Devlet Karşısında Sivil Toplum

Evrensel insan haklarını ihlal eden uygulamalara boyun eğmek istemeyen bilinç sahibi sivil toplumun fikir beyan etme gücü her zaman sözde demokrasilerde bastırılmaktadır. Anlaşılan o ki, uygulanan şiddetin derecesi farklılaşsa bile bu durum birinci veya üçüncü - beşinci dünya ülkesi fark etmeksizin devamlı yaşanmaktadır. Tabii zamansal farklılıklar gözetilmekle…

Kurumsal siyasetin kendi çıkarı için kulak tıkadığı hak ve özgürlük taleplerini susturma şekli ve kullandığı yöntemler hep aynı görünmektedir. İster Amerika’da 68-69 olayları olsun ister Yugoslavya’da Tito döneminde üniversitelerde yaşanan öğrenci hareketleri olsun isterse de tüm alanları işgal edilmiş insanların son yeşil alanlarını korumak istedikleri Gezi sürecinde olsun..
Bu yöntemler, toplumun politik sorunlarda söz sahibi olmasını engellemek için, bir nevi göz korkutmak amacıyla uygulanan baskın şiddet, bu şiddeti meşrulaştırmak içinse kamuoyuna sivil örgütlenmeleri öcüleştirerek tanıtmaktır.

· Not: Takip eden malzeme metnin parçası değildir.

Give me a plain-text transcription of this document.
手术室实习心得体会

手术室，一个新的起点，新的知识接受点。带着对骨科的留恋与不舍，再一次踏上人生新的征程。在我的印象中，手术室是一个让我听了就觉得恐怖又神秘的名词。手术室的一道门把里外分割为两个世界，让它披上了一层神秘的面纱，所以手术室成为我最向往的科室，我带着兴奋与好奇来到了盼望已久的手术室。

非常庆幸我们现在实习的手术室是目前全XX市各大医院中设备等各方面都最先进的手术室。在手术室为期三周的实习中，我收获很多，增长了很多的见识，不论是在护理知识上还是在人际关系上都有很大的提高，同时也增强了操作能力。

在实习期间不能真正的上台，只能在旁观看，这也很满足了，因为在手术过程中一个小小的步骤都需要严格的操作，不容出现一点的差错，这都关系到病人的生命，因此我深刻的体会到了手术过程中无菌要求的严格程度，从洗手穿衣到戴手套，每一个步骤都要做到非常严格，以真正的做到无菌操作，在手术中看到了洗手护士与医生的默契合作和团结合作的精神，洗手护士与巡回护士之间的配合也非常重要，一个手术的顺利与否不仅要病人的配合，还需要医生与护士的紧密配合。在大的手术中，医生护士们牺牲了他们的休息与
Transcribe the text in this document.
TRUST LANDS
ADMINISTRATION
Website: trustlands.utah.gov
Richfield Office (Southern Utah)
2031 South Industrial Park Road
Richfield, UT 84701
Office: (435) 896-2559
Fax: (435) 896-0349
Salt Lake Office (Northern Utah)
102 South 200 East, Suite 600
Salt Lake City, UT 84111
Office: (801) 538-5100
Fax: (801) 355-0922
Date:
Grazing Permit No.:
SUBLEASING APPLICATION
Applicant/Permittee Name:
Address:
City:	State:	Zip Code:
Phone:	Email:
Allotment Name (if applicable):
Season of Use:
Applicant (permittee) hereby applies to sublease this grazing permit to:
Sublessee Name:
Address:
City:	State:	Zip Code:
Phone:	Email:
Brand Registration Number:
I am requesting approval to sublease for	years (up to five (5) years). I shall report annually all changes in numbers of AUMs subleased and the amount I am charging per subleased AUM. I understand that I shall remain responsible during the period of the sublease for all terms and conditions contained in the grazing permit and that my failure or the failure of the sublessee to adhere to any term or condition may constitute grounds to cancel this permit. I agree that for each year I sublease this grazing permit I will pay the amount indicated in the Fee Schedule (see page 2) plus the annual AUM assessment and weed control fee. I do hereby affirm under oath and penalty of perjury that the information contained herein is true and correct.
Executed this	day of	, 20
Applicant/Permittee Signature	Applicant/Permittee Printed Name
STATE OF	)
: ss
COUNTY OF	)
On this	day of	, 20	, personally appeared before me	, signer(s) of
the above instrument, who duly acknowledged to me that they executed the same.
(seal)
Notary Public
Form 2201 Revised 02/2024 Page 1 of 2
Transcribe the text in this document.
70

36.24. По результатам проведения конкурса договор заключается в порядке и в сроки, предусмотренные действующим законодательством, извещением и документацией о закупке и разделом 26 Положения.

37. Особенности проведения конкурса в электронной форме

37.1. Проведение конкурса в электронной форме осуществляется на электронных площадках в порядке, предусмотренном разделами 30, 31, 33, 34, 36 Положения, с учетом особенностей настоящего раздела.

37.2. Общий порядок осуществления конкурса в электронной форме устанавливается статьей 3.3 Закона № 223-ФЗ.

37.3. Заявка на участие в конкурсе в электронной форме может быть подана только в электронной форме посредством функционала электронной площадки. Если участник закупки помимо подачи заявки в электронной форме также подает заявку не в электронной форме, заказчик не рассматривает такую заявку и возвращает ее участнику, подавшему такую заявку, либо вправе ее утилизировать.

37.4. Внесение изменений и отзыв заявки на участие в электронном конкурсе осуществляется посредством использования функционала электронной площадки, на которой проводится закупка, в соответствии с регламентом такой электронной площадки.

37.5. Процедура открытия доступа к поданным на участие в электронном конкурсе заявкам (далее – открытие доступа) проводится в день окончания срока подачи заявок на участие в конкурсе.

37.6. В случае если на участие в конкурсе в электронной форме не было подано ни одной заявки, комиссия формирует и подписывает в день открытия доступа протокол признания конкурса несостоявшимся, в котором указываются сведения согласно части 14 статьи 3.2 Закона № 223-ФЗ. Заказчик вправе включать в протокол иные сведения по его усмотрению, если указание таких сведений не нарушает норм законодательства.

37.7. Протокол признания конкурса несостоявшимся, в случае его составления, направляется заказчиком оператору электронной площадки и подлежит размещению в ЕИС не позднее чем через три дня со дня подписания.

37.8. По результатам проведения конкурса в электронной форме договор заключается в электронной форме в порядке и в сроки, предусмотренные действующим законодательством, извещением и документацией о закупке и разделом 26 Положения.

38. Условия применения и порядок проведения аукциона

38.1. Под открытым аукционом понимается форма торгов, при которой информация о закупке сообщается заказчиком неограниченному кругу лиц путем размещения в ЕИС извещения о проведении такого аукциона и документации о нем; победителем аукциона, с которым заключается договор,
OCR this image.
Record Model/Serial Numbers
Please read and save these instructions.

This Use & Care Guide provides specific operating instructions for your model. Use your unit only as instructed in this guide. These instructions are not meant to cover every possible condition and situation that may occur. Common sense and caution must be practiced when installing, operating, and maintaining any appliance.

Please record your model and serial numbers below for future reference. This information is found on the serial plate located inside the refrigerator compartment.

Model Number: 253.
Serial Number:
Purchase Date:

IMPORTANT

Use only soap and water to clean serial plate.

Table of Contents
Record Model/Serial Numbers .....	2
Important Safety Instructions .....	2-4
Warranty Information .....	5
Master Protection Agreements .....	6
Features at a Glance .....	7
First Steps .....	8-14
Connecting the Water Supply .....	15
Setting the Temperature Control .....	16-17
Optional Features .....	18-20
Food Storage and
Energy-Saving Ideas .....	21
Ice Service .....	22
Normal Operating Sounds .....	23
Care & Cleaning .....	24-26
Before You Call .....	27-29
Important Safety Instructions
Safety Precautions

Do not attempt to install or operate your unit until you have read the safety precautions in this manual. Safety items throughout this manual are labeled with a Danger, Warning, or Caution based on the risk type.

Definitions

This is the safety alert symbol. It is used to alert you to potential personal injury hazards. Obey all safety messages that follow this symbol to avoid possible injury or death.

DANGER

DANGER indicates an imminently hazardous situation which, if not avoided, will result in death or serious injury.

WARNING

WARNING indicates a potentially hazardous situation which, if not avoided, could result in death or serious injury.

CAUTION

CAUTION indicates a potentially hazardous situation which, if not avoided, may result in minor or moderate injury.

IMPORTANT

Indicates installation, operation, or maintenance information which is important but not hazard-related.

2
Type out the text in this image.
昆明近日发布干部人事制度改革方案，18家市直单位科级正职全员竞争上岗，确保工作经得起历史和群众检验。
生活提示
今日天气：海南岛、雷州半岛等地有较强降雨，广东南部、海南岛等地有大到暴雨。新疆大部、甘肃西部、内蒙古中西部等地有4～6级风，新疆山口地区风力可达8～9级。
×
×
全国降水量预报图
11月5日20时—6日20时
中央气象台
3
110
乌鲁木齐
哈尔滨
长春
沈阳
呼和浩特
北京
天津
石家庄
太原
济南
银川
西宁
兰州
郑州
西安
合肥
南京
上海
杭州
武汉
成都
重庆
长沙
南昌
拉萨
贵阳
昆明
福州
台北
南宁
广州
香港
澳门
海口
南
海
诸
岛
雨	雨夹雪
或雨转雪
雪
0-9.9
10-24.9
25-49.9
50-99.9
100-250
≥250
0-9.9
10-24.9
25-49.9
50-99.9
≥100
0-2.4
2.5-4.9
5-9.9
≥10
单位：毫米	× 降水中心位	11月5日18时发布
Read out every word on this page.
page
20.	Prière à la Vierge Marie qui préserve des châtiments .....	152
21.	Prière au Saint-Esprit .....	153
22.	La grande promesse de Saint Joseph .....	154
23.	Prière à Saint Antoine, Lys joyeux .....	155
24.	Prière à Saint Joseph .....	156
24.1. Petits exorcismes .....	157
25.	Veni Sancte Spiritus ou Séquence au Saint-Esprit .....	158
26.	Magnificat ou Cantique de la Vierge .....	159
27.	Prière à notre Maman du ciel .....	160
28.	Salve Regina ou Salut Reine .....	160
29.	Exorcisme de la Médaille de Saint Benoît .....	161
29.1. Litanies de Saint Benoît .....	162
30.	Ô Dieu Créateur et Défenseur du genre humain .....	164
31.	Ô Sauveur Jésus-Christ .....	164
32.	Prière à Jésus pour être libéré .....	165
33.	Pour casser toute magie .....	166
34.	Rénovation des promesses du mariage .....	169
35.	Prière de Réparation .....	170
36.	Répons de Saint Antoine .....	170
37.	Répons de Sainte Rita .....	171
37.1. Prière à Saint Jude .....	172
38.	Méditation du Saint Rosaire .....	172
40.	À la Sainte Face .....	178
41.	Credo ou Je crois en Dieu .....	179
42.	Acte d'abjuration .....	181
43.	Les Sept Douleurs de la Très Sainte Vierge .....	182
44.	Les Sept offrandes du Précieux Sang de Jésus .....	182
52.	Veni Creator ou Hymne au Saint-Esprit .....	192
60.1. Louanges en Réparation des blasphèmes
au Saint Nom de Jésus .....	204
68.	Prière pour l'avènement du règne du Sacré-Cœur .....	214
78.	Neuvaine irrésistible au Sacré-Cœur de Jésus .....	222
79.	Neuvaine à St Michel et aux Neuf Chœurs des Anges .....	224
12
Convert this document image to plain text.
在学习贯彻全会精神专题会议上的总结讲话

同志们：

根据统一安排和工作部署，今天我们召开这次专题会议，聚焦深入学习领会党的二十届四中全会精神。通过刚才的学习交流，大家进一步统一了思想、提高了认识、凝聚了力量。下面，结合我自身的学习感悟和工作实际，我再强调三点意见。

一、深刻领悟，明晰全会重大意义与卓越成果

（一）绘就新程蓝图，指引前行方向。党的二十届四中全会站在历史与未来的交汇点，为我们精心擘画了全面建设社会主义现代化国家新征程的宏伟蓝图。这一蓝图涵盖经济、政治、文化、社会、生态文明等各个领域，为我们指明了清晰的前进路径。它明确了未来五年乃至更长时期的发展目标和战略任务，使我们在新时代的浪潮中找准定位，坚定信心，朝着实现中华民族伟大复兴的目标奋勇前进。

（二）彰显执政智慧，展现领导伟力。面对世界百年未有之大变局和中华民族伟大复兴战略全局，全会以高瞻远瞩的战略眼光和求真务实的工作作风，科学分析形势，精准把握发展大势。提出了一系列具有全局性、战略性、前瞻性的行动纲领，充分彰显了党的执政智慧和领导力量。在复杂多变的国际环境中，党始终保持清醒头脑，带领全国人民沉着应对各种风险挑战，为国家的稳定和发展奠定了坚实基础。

Buradaki sloganlar bu grupları tehlikeli göstermek için, savaş karşıtı, çevreci, hak ve özgürlük savunucusu insanları vatan haini ilan ederek sosyal- politik konulardan uzak duran insanların milli ve güvenlikçi (muhafazakar) duygularını sömürmeye yaramakta, kendi şiddet faaliyetlerini aklamaktadır.

Böylelikle sivil toplumun sesini ortadan kaldırma amacı güden acımasız şiddet organlarını da, karşı tarafı saldırgan göstererek kabul edilebilir hale getirir. Sivil toplumun örgütlülüğünü kendince bir tehlikeye bağlayamıyorsa da olabildiğince marjinalleştirir ki yalnızca kırkta yılda bir sandıkta oy kullanarak demokratik bir rejimde yaşayan kitlenin “normal”inden uzak ve tehlikeli görülebilsin ve bu girişimlere istediği kuvvetle saldırabilsin. Görüyoruz ki aynı eskimiş formül, kuşaklar boyu, her coğrafyada maalesef ki işler durumdadır.